— Как же она поплатилась? — спросила Либуша, опять уже в человеческом обличье.
— Ее колесовали.
— Если тебя раздражает мое жалкое колдовство, то меня бесит вечная твоя добродетельность, — заявила Либуша. — Благородно, конечно, что ты жалеешь ту даму, но у нее-то уже все позади, а тебя это еще только ждет. И чего я, дура, забочусь о тебе? С какой стати думаю о тебе? Зачем торчала на подоконнике и ждала, когда ты очнешься, чтобы утешить тебя и сказать, что ты не одинок? Какое мне до тебя дело? Кто когда думал обо мне, когда мне бывало плохо? Да ни одна собака! Пока я не знала, что есть на свете ты, — жила себе спокойно, всем довольная, думала только о себе да о своем счете в банке золотой Праги. Сказывала мне матушка, еще когда я маленькая была, что ни один мужчина не стоит того, чтобы ради него хоть пальцем шевельнуть.
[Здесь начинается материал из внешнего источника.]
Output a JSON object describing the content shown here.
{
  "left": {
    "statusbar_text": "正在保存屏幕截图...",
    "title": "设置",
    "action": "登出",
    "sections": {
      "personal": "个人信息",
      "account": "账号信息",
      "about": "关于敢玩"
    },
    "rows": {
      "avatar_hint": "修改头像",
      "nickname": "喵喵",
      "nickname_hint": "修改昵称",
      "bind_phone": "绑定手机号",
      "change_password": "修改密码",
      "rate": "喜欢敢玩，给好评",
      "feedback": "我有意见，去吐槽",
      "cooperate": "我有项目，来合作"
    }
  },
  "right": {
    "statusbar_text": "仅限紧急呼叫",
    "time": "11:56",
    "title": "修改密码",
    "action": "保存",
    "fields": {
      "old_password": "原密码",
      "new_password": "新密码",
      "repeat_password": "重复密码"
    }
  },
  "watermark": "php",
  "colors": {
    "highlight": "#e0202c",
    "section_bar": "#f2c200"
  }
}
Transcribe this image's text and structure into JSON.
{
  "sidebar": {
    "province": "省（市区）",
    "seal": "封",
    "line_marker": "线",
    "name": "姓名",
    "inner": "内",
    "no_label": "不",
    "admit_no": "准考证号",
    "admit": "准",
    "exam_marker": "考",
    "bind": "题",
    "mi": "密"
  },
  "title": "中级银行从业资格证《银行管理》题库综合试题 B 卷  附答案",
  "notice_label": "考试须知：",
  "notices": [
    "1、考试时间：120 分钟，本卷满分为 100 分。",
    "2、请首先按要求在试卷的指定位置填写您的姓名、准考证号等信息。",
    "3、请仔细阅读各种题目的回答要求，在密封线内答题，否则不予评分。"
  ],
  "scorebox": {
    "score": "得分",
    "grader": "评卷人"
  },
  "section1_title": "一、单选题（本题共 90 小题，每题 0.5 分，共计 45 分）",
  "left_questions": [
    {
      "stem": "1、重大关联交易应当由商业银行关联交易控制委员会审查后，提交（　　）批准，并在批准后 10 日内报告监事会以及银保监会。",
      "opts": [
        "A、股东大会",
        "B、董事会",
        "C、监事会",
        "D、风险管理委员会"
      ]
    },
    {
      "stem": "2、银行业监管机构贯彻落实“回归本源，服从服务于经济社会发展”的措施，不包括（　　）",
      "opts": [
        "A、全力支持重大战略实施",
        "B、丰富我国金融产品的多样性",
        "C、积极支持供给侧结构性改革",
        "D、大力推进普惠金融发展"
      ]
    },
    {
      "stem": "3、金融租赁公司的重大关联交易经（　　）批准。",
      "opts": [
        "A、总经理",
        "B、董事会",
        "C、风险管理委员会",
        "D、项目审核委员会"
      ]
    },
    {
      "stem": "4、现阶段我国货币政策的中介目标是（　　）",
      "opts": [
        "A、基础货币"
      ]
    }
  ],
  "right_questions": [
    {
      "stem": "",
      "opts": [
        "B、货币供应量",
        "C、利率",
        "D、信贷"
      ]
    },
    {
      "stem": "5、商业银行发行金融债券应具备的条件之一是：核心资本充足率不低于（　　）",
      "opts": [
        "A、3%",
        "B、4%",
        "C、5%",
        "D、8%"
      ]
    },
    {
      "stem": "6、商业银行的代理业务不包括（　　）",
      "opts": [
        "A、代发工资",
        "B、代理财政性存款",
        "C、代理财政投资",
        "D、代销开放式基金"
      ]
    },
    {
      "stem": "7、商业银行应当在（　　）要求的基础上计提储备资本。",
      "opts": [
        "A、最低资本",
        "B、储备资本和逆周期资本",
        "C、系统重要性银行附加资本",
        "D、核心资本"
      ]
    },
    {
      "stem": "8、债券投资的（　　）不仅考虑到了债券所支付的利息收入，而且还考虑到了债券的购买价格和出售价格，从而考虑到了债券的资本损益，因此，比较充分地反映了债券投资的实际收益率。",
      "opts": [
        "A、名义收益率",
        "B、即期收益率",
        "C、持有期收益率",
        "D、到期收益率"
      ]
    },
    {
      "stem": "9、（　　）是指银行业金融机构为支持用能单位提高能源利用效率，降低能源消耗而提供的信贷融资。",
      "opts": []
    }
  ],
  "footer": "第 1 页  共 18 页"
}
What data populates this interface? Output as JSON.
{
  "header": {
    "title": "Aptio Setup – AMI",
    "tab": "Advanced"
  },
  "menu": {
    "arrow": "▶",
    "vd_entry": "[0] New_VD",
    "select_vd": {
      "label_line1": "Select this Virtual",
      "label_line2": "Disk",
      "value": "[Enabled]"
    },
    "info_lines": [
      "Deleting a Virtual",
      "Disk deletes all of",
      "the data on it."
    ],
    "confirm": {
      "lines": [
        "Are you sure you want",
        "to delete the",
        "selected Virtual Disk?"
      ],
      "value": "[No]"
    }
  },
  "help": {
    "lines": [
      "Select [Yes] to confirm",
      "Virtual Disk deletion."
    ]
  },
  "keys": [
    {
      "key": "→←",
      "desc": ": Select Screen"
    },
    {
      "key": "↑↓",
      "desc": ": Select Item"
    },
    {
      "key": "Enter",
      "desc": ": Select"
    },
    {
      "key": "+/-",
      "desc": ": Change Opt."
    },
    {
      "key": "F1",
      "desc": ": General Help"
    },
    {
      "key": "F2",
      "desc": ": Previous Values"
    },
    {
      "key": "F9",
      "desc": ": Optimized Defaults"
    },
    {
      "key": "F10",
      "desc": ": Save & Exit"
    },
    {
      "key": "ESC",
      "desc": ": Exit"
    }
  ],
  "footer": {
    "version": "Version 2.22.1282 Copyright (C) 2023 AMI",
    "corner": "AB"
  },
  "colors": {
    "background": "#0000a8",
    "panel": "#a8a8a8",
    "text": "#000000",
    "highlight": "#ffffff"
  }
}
А разве ты не просто обыкновенный мужчина? Конечно. Но зачем ты такой стройный, и сильный, и прекрасный? Зачем шлепнул меня по заду так мило и приятно, что я до сих пор это чувствую? Зачем не было мне суждено обокрасть тебя, как оно и подобает солдатской жене и колдунье, которую ты презираешь, да улепетнуть, чтоб никогда больше не встречаться с тобой?
— Ничего я тебе на это не отвечу, но ты ошибаешься, думая, что я тебя презираю. Ты посетила меня в заточенье и хотя сделала это не совсем обычным способом, тем не менее это был акт человечности, который в значительной мере примиряет меня с людским родом; ведь человек — столь страшное создание, что даже птица альбатрос в ужасе спасается бегством, едва его завидев, — ты же близка и мила моему сердцу, как родная сестра.
— Всего лишь сестра? — усмехнулась Либуша. — Разрази меня гром, Петр, если я думаю о тебе как о брате.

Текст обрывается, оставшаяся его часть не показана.